A servidora da Companhia de Urbanização de Goiânia (Comurg), Aparecida Alves da Silva, de 61 anos, teve a morte encefálica confirmada após ser atropelada durante o expediente, na madrugada de sábado (27), em Goiânia. A informação foi confirmada pela família após a conclusão do protocolo médico realizado no Hospital Estadual de Urgências Governador Otávio Lage de Siqueira (Hugol), onde ela permanecia internada em estado gravíssimo.

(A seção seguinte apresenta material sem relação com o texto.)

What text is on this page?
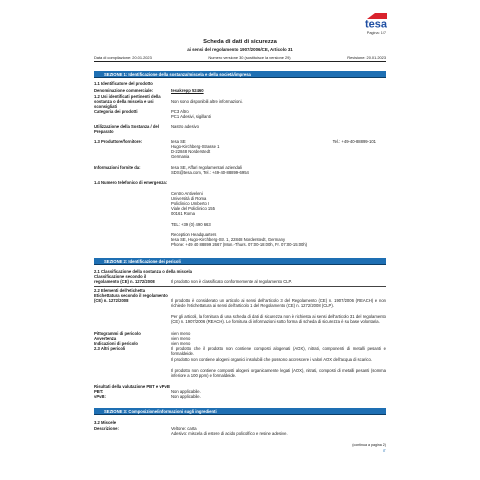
tesa
Pagina: 1/7
Scheda di dati di sicurezza
ai sensi del regolamento 1907/2006/CE, Articolo 31
Data di compilazione: 20.01.2023	Numero versione 30 (sostituisce la versione 29)	Revisione: 20.01.2023
SEZIONE 1: Identificazione della sostanza/miscela e della società/impresa
1.1 Identificatore del prodotto
Denominazione commerciale:	tesakrepp 52460
1.2 Usi identificati pertinenti della sostanza o della miscela e usi sconsigliati
Non sono disponibili altre informazioni.
Categoria dei prodotti	PC3 Altro
PC1 Adesivi, sigillanti
Utilizzazione della Sostanza / del Preparato
Nastro adesivo
1.3 Produttore/fornitore:	tesa SE	Tel.: +49-40-88899-101
Hugo-Kirchberg-Strasse 1
D-22848 Norderstedt
Germania
Informazioni fornite da:	tesa SE, Affari regolamentari aziendali
SDS@tesa.com, Tel.: +49-40-88899-6954
1.4 Numero telefonico di emergenza:
Centro Antiveleni
Università di Roma
Policlinico Umberto I
Viale del Policlinico 155
00161 Roma
TEL: +39 (0) 490 663
Reception Headquarters
tesa SE, Hugo-Kirchberg-Str. 1, 22848 Norderstedt, Germany
Phone: +49 40 88899 2667 (Mon.-Thurs. 07:00-18:00h, Fr. 07:00-15:00h)
SEZIONE 2: Identificazione dei pericoli
2.1 Classificazione della sostanza o della miscela
Classificazione secondo il regolamento (CE) n. 1272/2008	Il prodotto non è classificato conformemente al regolamento CLP.
2.2 Elementi dell'etichetta
Etichettatura secondo il regolamento (CE) n. 1272/2008	Il prodotto è considerato un articolo ai sensi dell'articolo 3 del Regolamento (CE) n. 1907/2006 (REACH) e non richiede l'etichettatura ai sensi dell'articolo 1 del Regolamento (CE) n. 1272/2008 (CLP).
Per gli articoli, la fornitura di una scheda di dati di sicurezza non è richiesta ai sensi dell'articolo 31 del regolamento (CE) n. 1907/2006 (REACH). Le fornitura di informazioni sotto forma di scheda di sicurezza è su base volontaria.
Pittogrammi di pericolo	vien meno
Avvertenza	vien meno
Indicazioni di pericolo	vien meno
2.3 Altri pericoli	Il prodotto che il prodotto non contiene composti alogenati (AOX), nitrati, componenti di metalli pesanti e formaldeide.
Il prodotto non contiene alogeni organici insolubili che possono accrescere i valori AOX dell'acqua di scarico.
Il prodotto non contiene composti alogeni organicamente legati (AOX), nitrati, composti di metalli pesanti (somma inferiore a 100 ppm) e formaldeide.
Risultati della valutazione PBT e vPvB
PBT:	Non applicabile.
vPvB:	Non applicabile.
SEZIONE 3: Composizione/informazioni sugli ingredienti
3.2 Miscele
Descrizione:	Veltone: carta
Adesivo: miscela di estere di acido policolfico e resine adesive.
(continua a pagina 2)
IT
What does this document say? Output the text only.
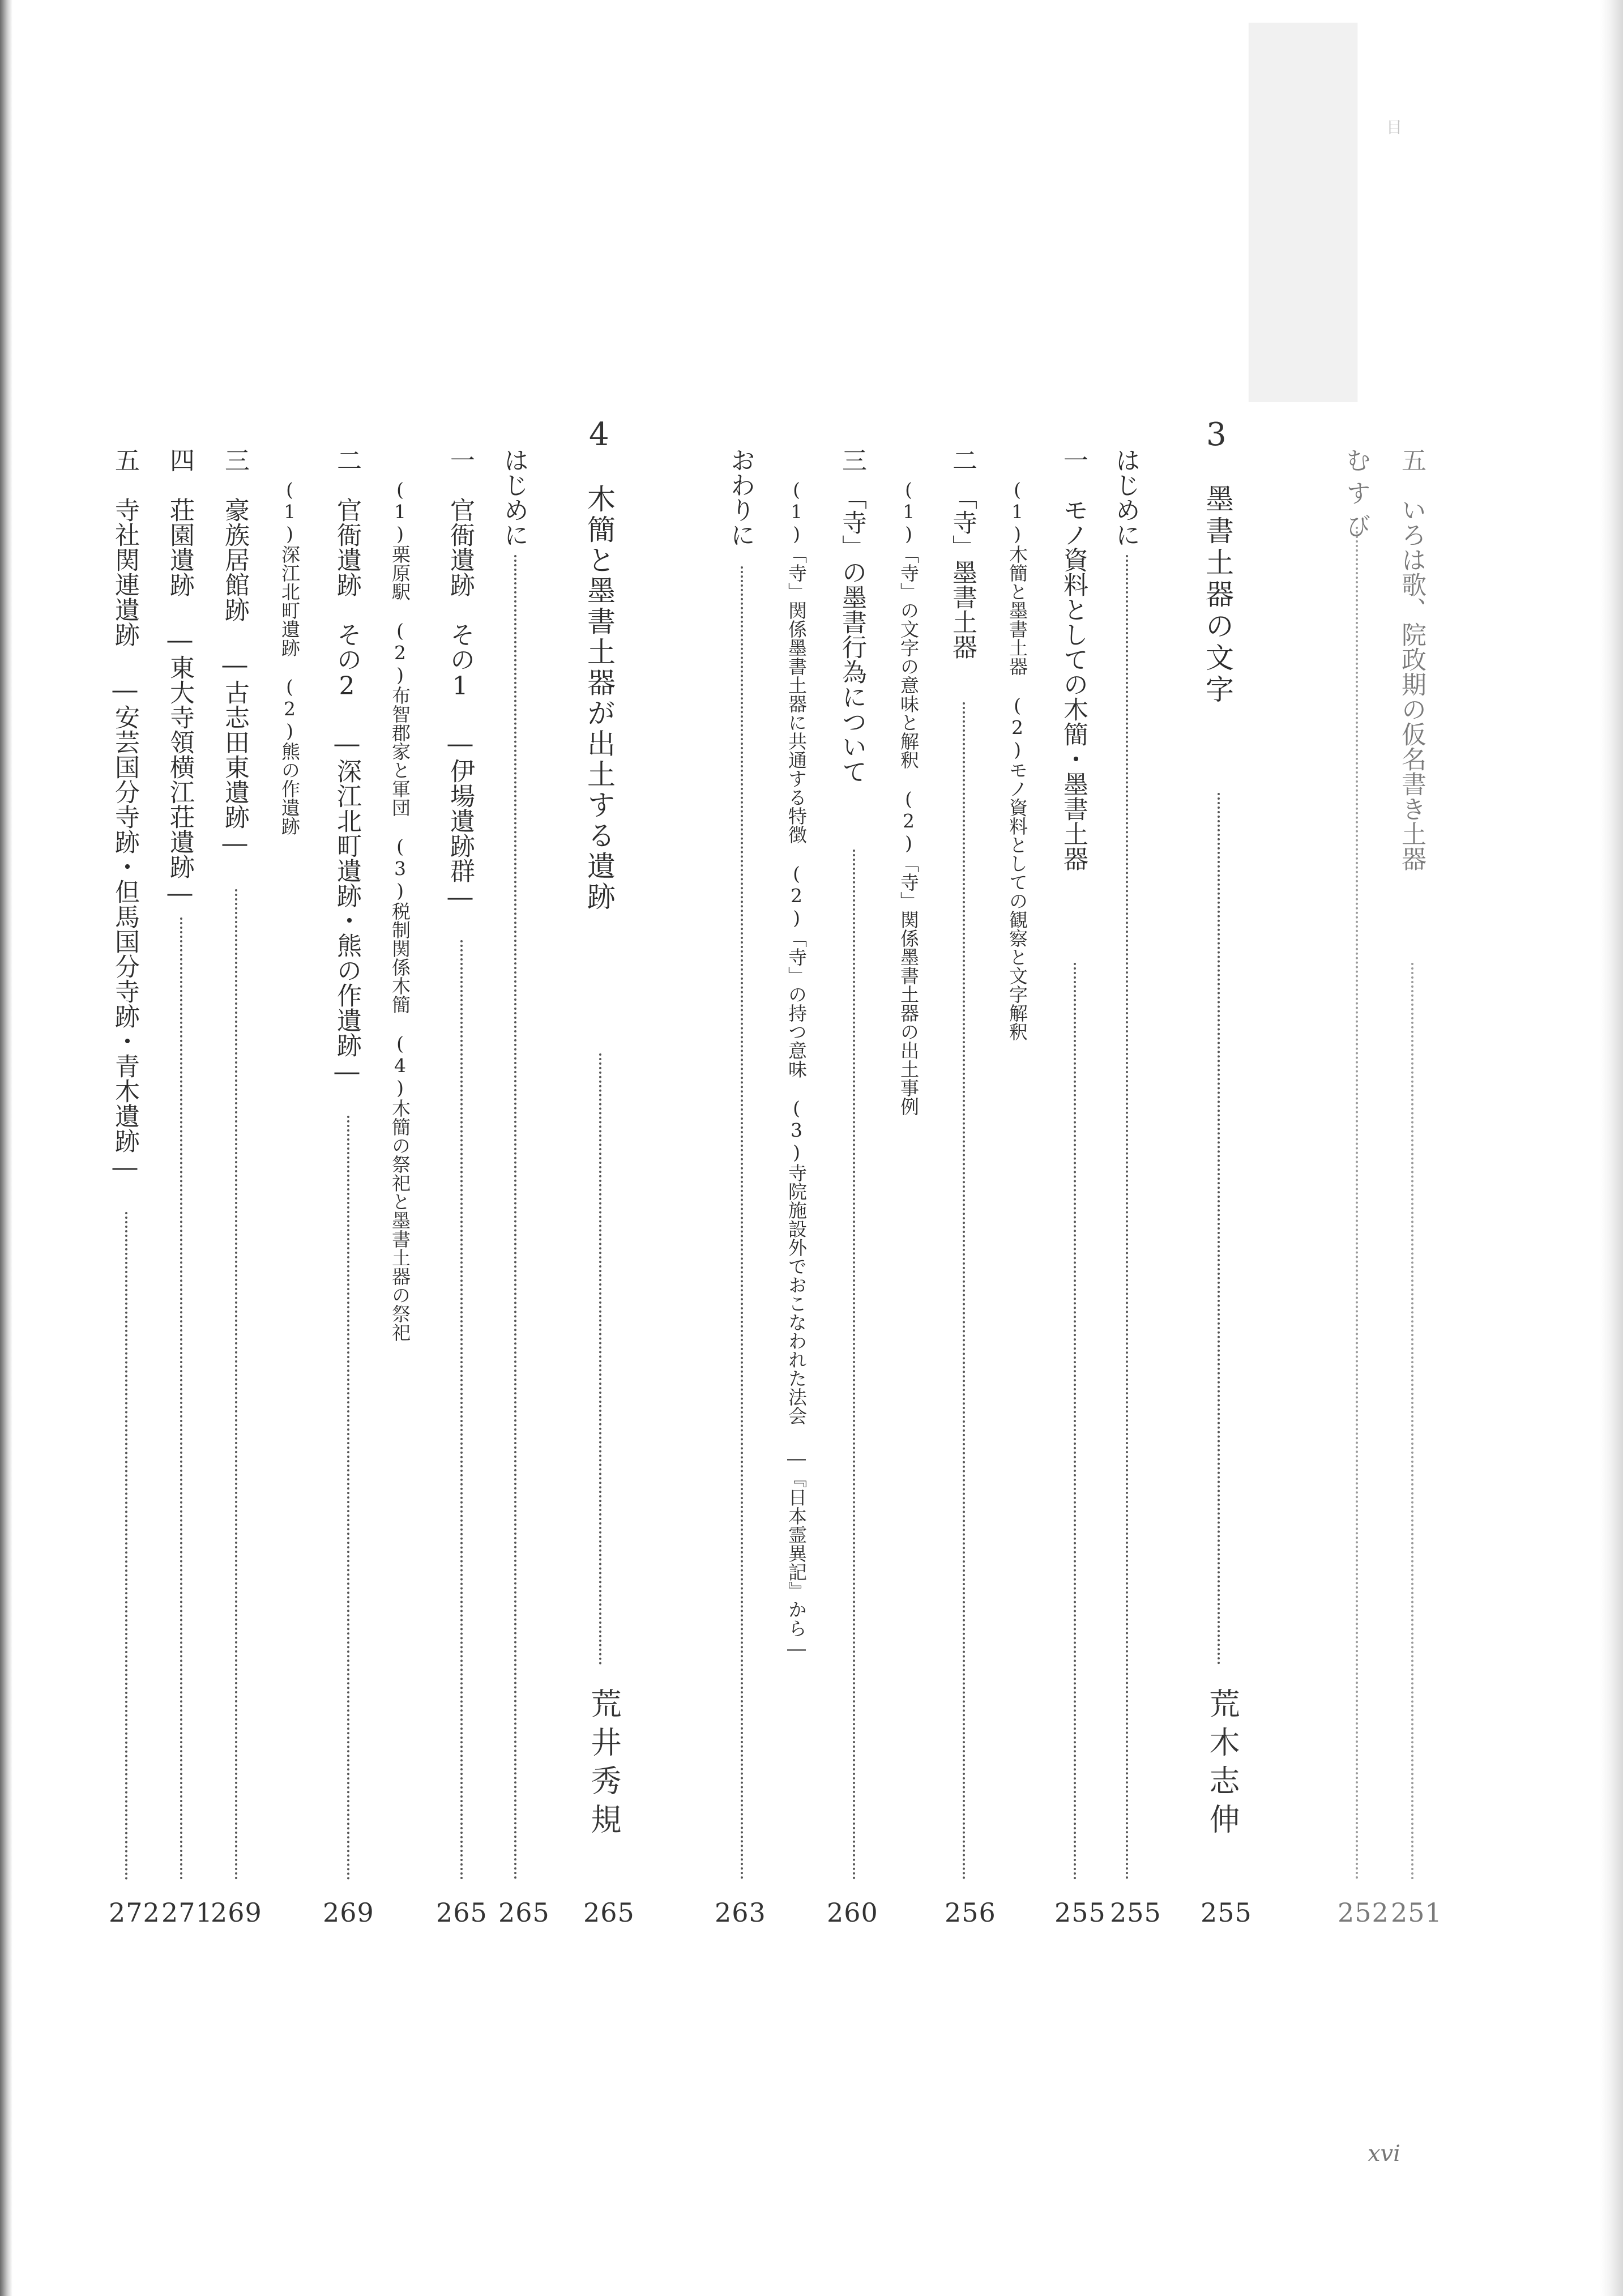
目
五　いろは歌、院政期の仮名書き土器
251
むすび
252
3
墨書土器の文字
荒木志伸
255
はじめに
255
一　モノ資料としての木簡・墨書土器
255
(1)木簡と墨書土器　(2)モノ資料としての観察と文字解釈
二　「寺」墨書土器
256
(1)「寺」の文字の意味と解釈　(2)「寺」関係墨書土器の出土事例
三　「寺」の墨書行為について
260
(1)「寺」関係墨書土器に共通する特徴　(2)「寺」の持つ意味　(3)寺院施設外でおこなわれた法会 ―『日本霊異記』から―
おわりに
263
4
木簡と墨書土器が出土する遺跡
荒井秀規
265
はじめに
265
一　官衙遺跡　その1 ―伊場遺跡群―
265
(1)栗原駅　(2)布智郡家と軍団　(3)税制関係木簡　(4)木簡の祭祀と墨書土器の祭祀
二　官衙遺跡　その2 ―深江北町遺跡・熊の作遺跡―
269
(1)深江北町遺跡　(2)熊の作遺跡
三　豪族居館跡 ―古志田東遺跡―
269
四　荘園遺跡 ―東大寺領横江荘遺跡―
271
五　寺社関連遺跡 ―安芸国分寺跡・但馬国分寺跡・青木遺跡―
272
xvi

Segundo familiares, Aparecida trabalhava na Comurg há cerca de 12 anos e estava prestes a se aposentar no fim deste ano. Ela deixa um filho, Fernando Alves, e uma neta de apenas 1 ano e meio.
Relembre o caso
O acidente aconteceu enquanto a servidora realizava serviços de poda de grama no canteiro central da Avenida Americano do Brasil, no Parque Santa Rita, ao lado do colega Fernando Lemes dos Santos, de 42 anos.
De acordo com a Comurg, os trabalhadores foram atingidos por um veículo cujo condutor teria perdido o controle da direção, atravessado a pista e invadido o canteiro onde a equipe executava o serviço. Conforme informações preliminares, o motorista apresentava sinais de embriaguez no momento do acidente.

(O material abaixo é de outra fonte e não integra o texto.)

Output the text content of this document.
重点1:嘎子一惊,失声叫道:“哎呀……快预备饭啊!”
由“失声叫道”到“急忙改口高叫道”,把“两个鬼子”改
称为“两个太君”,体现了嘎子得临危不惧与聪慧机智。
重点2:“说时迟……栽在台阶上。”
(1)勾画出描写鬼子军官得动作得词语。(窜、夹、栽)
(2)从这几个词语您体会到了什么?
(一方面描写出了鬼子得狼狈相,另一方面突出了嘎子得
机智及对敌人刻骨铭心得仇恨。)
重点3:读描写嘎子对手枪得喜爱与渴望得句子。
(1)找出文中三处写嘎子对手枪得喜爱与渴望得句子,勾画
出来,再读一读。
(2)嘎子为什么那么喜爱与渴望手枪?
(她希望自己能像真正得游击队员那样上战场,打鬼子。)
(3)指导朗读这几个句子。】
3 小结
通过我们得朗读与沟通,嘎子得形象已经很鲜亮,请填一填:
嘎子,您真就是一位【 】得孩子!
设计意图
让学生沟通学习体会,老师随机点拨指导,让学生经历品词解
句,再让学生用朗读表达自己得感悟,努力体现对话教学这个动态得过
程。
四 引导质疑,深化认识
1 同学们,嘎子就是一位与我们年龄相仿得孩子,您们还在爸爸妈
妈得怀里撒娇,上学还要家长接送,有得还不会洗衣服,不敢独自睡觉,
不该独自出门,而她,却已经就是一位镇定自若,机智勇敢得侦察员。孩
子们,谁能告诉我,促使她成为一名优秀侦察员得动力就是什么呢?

Aparecida sofreu ferimentos gravíssimos e foi socorrida ao Hugol, onde permaneceu internada desde o fim de semana. Ainda no sábado, os médicos informaram à família sobre a suspeita de morte encefálica e iniciaram o protocolo previsto para confirmação do diagnóstico, concluído nesta segunda-feira (29).
O outro servidor atingido também recebeu atendimento médico. O estado de saúde dele não foi divulgado.

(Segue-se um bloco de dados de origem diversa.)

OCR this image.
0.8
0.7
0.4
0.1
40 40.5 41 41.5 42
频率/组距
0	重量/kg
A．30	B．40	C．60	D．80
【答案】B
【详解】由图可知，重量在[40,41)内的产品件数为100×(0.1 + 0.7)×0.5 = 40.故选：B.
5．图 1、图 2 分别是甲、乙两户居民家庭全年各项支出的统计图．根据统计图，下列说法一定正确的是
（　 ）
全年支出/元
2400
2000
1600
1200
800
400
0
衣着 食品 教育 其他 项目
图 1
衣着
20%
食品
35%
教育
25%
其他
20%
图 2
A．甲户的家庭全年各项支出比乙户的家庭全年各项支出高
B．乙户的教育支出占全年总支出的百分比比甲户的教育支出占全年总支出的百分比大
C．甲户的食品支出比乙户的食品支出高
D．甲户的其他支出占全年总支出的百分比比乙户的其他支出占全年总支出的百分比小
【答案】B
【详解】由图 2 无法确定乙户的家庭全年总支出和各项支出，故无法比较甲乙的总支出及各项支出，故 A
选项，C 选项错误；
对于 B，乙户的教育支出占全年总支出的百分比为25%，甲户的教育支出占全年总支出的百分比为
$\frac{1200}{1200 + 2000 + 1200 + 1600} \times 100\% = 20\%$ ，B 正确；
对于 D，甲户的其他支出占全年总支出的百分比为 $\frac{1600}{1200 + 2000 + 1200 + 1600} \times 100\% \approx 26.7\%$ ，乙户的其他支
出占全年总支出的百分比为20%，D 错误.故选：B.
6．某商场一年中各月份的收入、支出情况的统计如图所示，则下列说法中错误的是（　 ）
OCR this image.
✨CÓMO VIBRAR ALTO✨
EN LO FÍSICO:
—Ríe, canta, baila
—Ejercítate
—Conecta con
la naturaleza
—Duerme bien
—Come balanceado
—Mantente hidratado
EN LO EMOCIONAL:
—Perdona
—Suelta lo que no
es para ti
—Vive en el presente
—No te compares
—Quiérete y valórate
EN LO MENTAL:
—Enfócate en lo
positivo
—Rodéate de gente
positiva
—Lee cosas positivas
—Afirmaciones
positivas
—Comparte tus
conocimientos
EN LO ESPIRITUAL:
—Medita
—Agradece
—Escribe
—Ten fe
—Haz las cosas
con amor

Logo após a ocorrência, o prefeito de Goiânia, Sandro Mabel, esteve no Hugol, onde as vítimas foram atendidas, e pediu orações pela recuperação da servidora. Em vídeo publicado nas redes sociais, ele afirmou que o estado de saúde de Aparecida era grave. “Quem puder, faça uma oração pela melhora dela. Obrigado”, declarou.